Alternatives considered and rejected

  • Echo the minted nonce in the DRY_RUN response for operability. Rejected: the response is exactly the channel an autonomous caller reads; an in-band nonce reproduces the BL-072 flaw with extra steps.
  • Persist pending approvals across restarts. Rejected: a restart is a security boundary; fail closed and re-mint is simpler and safer than a durable token store that itself becomes a target.
  • Keep the handler-level trifecta gate alongside the in-path gate (defense in depth). Rejected: two gates mean two denial records and two divergent policies; the lesson of BL-084 is that a gate beside the path drifts from the path.
  • A separate per-tool audit decorator for the read tools instead of routing through run().
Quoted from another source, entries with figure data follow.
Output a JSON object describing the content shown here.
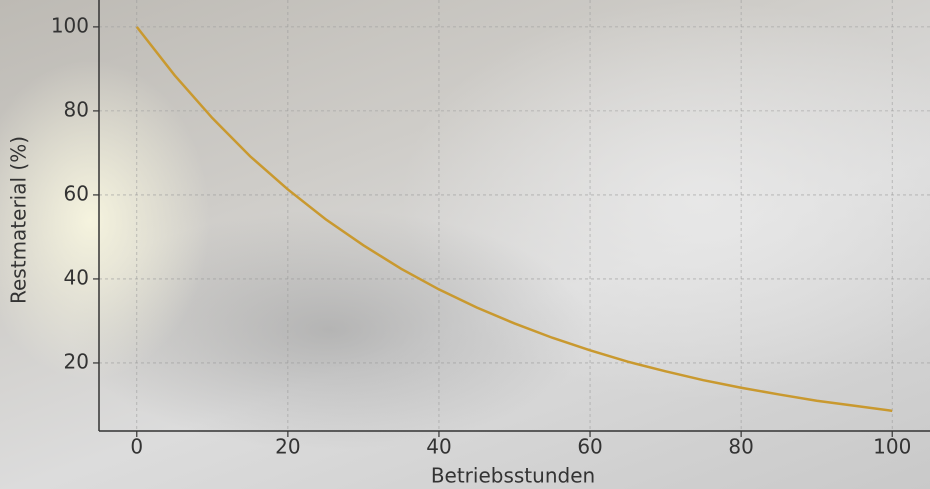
{
  "chart_data": {
    "type": "line",
    "x_label": "Betriebsstunden",
    "y_label": "Restmaterial (%)",
    "x": [
      0,
      5,
      10,
      15,
      20,
      25,
      30,
      35,
      40,
      45,
      50,
      55,
      60,
      65,
      70,
      75,
      80,
      85,
      90,
      95,
      100
    ],
    "series": [
      {
        "color": "#c9992f",
        "values": [
          100,
          88.5,
          78.3,
          69.2,
          61.3,
          54.2,
          48.0,
          42.4,
          37.5,
          33.2,
          29.4,
          26.0,
          23.0,
          20.3,
          18.0,
          15.9,
          14.1,
          12.5,
          11.0,
          9.8,
          8.6
        ]
      }
    ],
    "xlim": [
      -5,
      105
    ],
    "ylim": [
      3.8,
      106.4
    ],
    "xticks": [
      0,
      20,
      40,
      60,
      80,
      100
    ],
    "yticks": [
      20,
      40,
      60,
      80,
      100
    ],
    "grid": true
  }
}
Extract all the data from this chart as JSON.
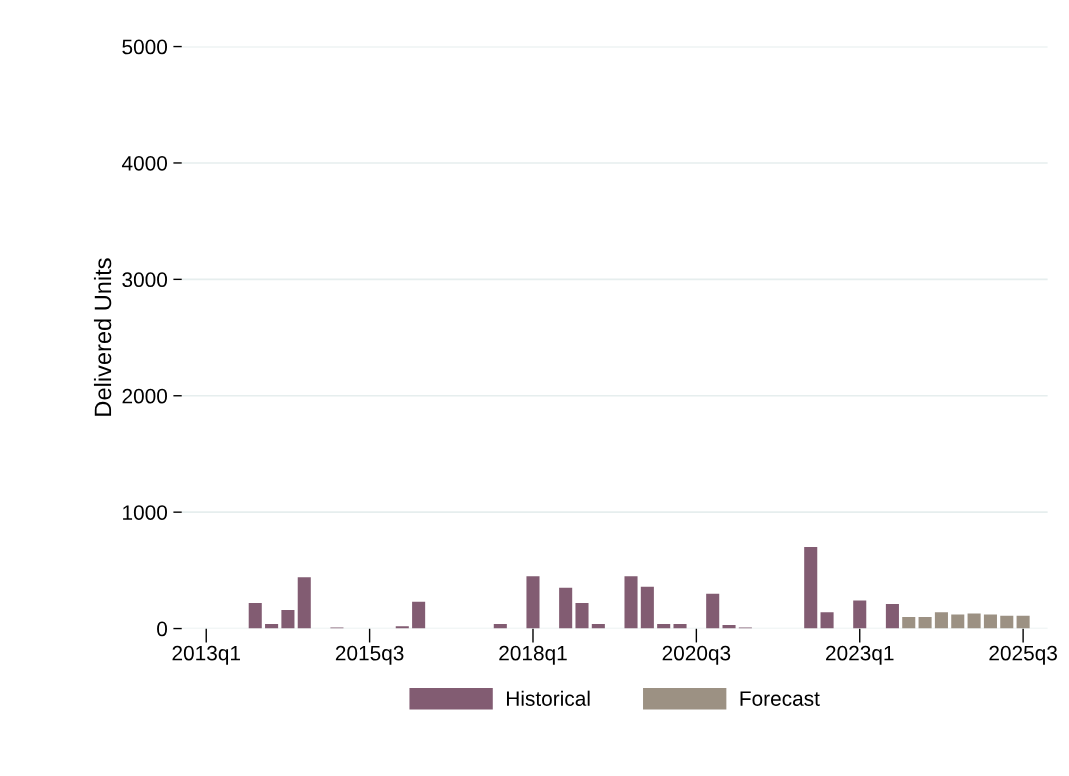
{
  "chart_data": {
    "type": "bar",
    "ylabel": "Delivered Units",
    "categories": [
      "2013q1",
      null,
      null,
      null,
      null,
      null,
      null,
      null,
      null,
      null,
      "2015q3",
      null,
      null,
      null,
      null,
      null,
      null,
      null,
      null,
      null,
      "2018q1",
      null,
      null,
      null,
      null,
      null,
      null,
      null,
      null,
      null,
      "2020q3",
      null,
      null,
      null,
      null,
      null,
      null,
      null,
      null,
      null,
      "2023q1",
      null,
      null,
      null,
      null,
      null,
      null,
      null,
      null,
      null,
      "2025q3"
    ],
    "series": [
      {
        "name": "Historical",
        "color": "#825c72",
        "values": [
          0,
          0,
          0,
          220,
          40,
          160,
          440,
          0,
          10,
          0,
          0,
          0,
          20,
          230,
          0,
          0,
          0,
          0,
          40,
          0,
          450,
          0,
          350,
          220,
          40,
          0,
          450,
          360,
          40,
          40,
          0,
          300,
          30,
          10,
          0,
          0,
          0,
          700,
          140,
          0,
          240,
          0,
          210,
          null,
          null,
          null,
          null,
          null,
          null,
          null,
          null
        ]
      },
      {
        "name": "Forecast",
        "color": "#9c9183",
        "values": [
          null,
          null,
          null,
          null,
          null,
          null,
          null,
          null,
          null,
          null,
          null,
          null,
          null,
          null,
          null,
          null,
          null,
          null,
          null,
          null,
          null,
          null,
          null,
          null,
          null,
          null,
          null,
          null,
          null,
          null,
          null,
          null,
          null,
          null,
          null,
          null,
          null,
          null,
          null,
          null,
          null,
          null,
          null,
          100,
          100,
          140,
          120,
          130,
          120,
          110,
          110
        ]
      }
    ],
    "ylim": [
      0,
      5000
    ],
    "yticks": [
      0,
      1000,
      2000,
      3000,
      4000,
      5000
    ],
    "grid": "y",
    "legend": "bottom"
  }
}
Rejected by ADR-0005's standing decision: a decorator is opt-in and forgettable; one mandatory entry point is not.
  • Floor SSH at T3. Rejected: T3 is reserved for irreversible operations with one-target-at-a-time semantics; T2 already imposes the human gate without collapsing the tier distinction.

Revisit triggers

  • An MCP elicitation or interactive-approval primitive becomes available in the protocol version praxis targets, allowing the approval prompt to move from stderr to a first-class operator channel.
  • Multi-operator deployment: per-operator approval identity and broker grants (currently single-operator, in-process) need an authorization model.
  • The pending-approval registry needs persistence or cross-process sharing (for example an HTTP transport with multiple workers).
  • A wrapped tool genuinely requires stdin or environment passthrough, which must first extend the classification probe (the BL-019 rule).